Fullerton Tax Tip: How to Avoid IRS Estimated Tax Penalties
Travis Tandy
December 16, 2025
IRS Penalties • Planning Tips
How to Avoid the IRS Estimated Tax Penalty
The U.S. uses a pay-as-you-go tax system, meaning you must pay income taxes throughout the year as income is earned—whether through withholding, estimated tax payments, or both.
What Is the Estimated Tax Penalty?
You incur this penalty if you fail to pay enough tax during the year. The IRS charges a non-deductible interest penalty on the amount you underpaid each quarter. Since the rate equals the short-term interest rate + 3%, it currently sits at 8% — the highest in 17 years.

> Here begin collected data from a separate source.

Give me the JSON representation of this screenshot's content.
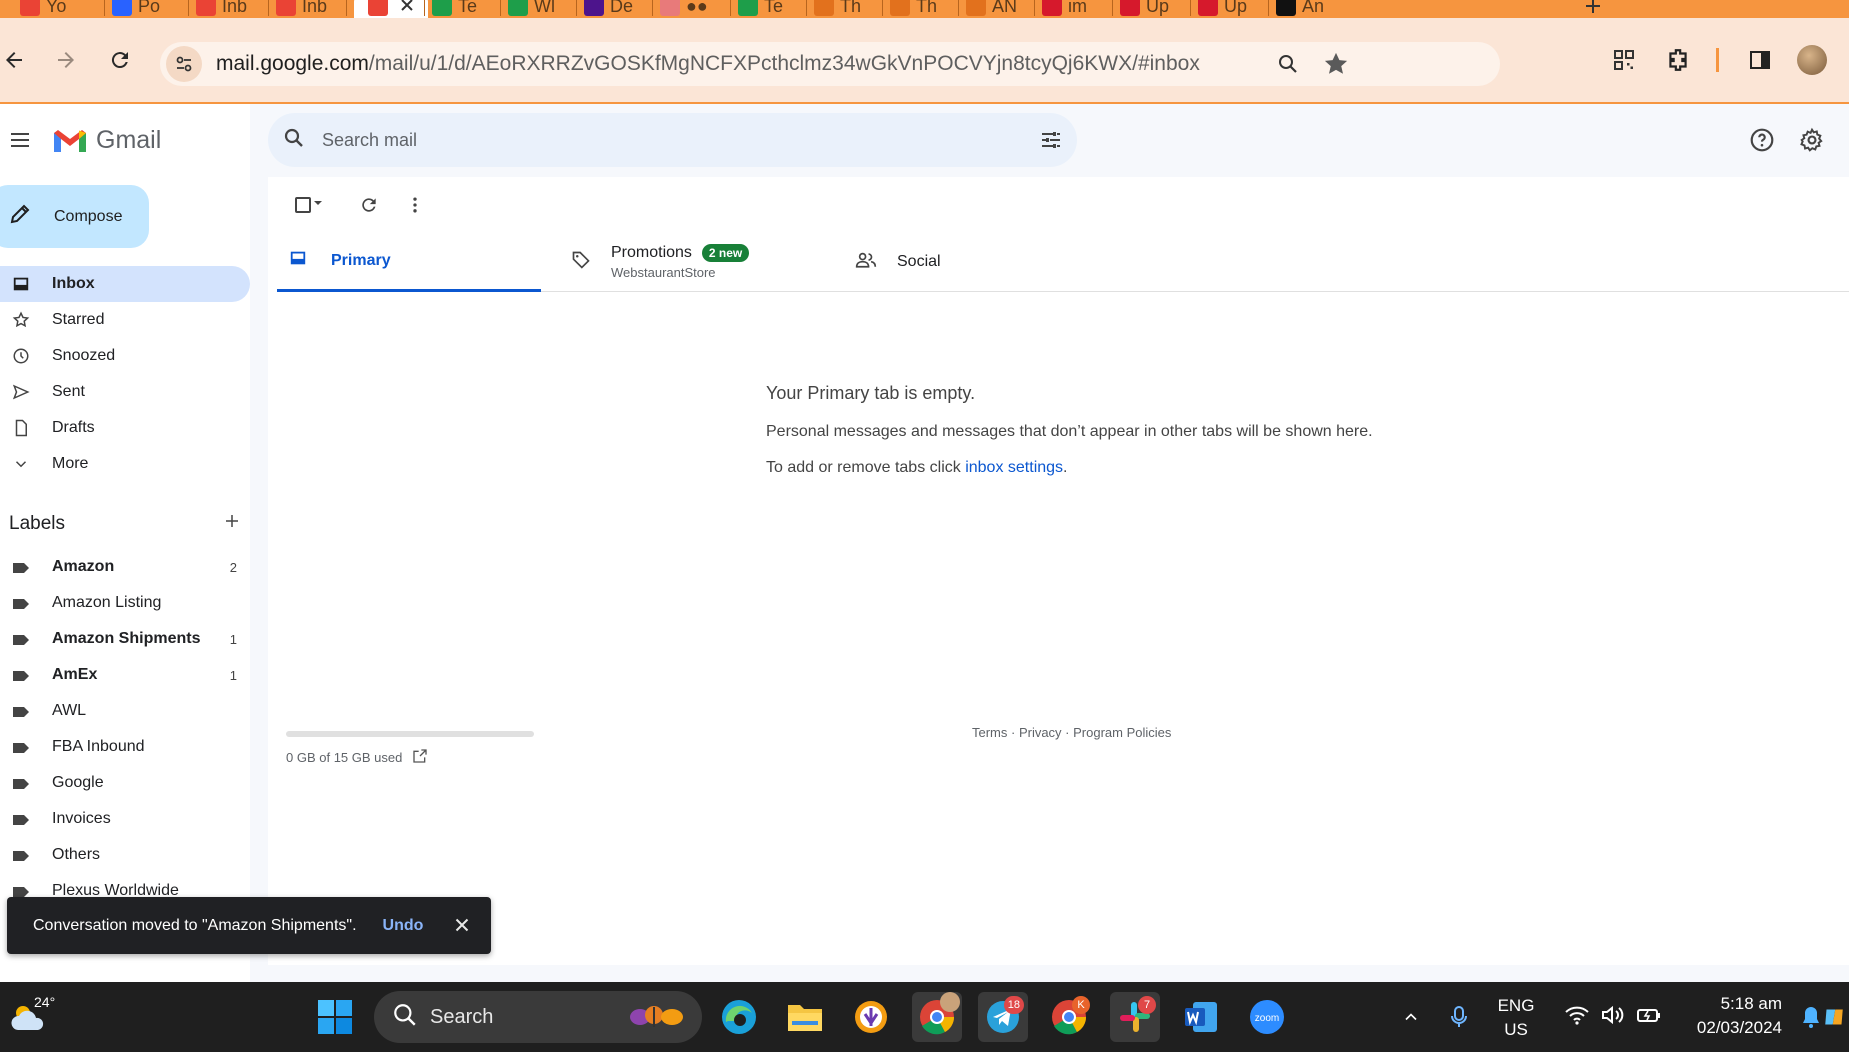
{
  "browser": {
    "tabs": [
      {
        "label": "Yo",
        "favicon": "gmail-icon"
      },
      {
        "label": "Po",
        "favicon": "2m-icon"
      },
      {
        "label": "Inb",
        "favicon": "gmail-icon"
      },
      {
        "label": "Inb",
        "favicon": "gmail-icon"
      },
      {
        "label": "",
        "favicon": "gmail-icon",
        "active": true
      },
      {
        "label": "Te",
        "favicon": "plus-sheet-icon"
      },
      {
        "label": "Wl",
        "favicon": "plus-sheet-icon"
      },
      {
        "label": "De",
        "favicon": "fedex-icon"
      },
      {
        "label": "●●",
        "favicon": "dots-icon"
      },
      {
        "label": "Te",
        "favicon": "plus-sheet-icon"
      },
      {
        "label": "Th",
        "favicon": "pencil-icon"
      },
      {
        "label": "Th",
        "favicon": "pencil-icon"
      },
      {
        "label": "AN",
        "favicon": "pencil-icon"
      },
      {
        "label": "im",
        "favicon": "pin-icon"
      },
      {
        "label": "Up",
        "favicon": "pin-icon"
      },
      {
        "label": "Up",
        "favicon": "pin-icon"
      },
      {
        "label": "An",
        "favicon": "amazon-icon"
      }
    ],
    "url_host": "mail.google.com",
    "url_path": "/mail/u/1/d/AEoRXRRZvGOSKfMgNCFXPcthclmz34wGkVnPOCVYjn8tcyQj6KWX/#inbox",
    "accent": "#f6953f"
  },
  "gmail": {
    "logo_text": "Gmail",
    "search_placeholder": "Search mail",
    "compose_label": "Compose",
    "nav": [
      {
        "label": "Inbox",
        "icon": "inbox-icon",
        "active": true
      },
      {
        "label": "Starred",
        "icon": "star-icon"
      },
      {
        "label": "Snoozed",
        "icon": "clock-icon"
      },
      {
        "label": "Sent",
        "icon": "send-icon"
      },
      {
        "label": "Drafts",
        "icon": "draft-icon"
      },
      {
        "label": "More",
        "icon": "chevron-down-icon"
      }
    ],
    "labels_title": "Labels",
    "labels": [
      {
        "label": "Amazon",
        "count": "2",
        "bold": true
      },
      {
        "label": "Amazon Listing",
        "count": "",
        "bold": false
      },
      {
        "label": "Amazon Shipments",
        "count": "1",
        "bold": true
      },
      {
        "label": "AmEx",
        "count": "1",
        "bold": true
      },
      {
        "label": "AWL",
        "count": "",
        "bold": false
      },
      {
        "label": "FBA Inbound",
        "count": "",
        "bold": false
      },
      {
        "label": "Google",
        "count": "",
        "bold": false
      },
      {
        "label": "Invoices",
        "count": "",
        "bold": false
      },
      {
        "label": "Others",
        "count": "",
        "bold": false
      },
      {
        "label": "Plexus Worldwide",
        "count": "",
        "bold": false
      }
    ],
    "tabs": {
      "primary": "Primary",
      "promotions": "Promotions",
      "promotions_badge": "2 new",
      "promotions_sub": "WebstaurantStore",
      "social": "Social"
    },
    "empty": {
      "title": "Your Primary tab is empty.",
      "line1": "Personal messages and messages that don’t appear in other tabs will be shown here.",
      "line2_prefix": "To add or remove tabs click ",
      "line2_link": "inbox settings",
      "line2_suffix": "."
    },
    "storage": "0 GB of 15 GB used",
    "footer": "Terms · Privacy · Program Policies",
    "snackbar": {
      "message": "Conversation moved to \"Amazon Shipments\".",
      "undo": "Undo"
    }
  },
  "taskbar": {
    "weather_temp": "24°",
    "search_label": "Search",
    "telegram_badge": "18",
    "chrome_badge": "K",
    "slack_badge": "7",
    "language_line1": "ENG",
    "language_line2": "US",
    "time": "5:18 am",
    "date": "02/03/2024"
  }
}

Who Needs to Worry About This Penalty?
Even though employees often avoid it through withholding, many taxpayers are at risk, including:
Self-employed individuals
Anyone with income not subject to withholding
Investors receiving dividends, interest, or capital gains
Rental property owners
Retirees receiving distributions
C corporations (also subject to underpayment penalties)
Two Simple Ways to Avoid the Penalty
All individuals can avoid the penalty by meeting one of the IRS safe harbor rules:
Pay 90% of the current year’s tax liability, OR
Pay 100% of the prior year’s total tax (or 110% if AGI exceeds $150,000, or $75,000 if MFS).
Corporations must pay 100% of the tax shown for the current or prior year (but large corporations may not use the prior year rule).
Important: The IRS calculates the penalty by quarter. You can’t make up for an underpayment in an earlier quarter by paying extra later.
Alternate Calculation Methods
Some individuals and corporations qualify for alternate methods such as the annualized income method, which can reduce penalties for uneven income. However, these methods can be complex.
Avoid Penalties with Smart Tax Planning
Estimated taxes can feel overwhelming—but with planning, you can eliminate unnecessary penalties and keep more of your hard-earned money.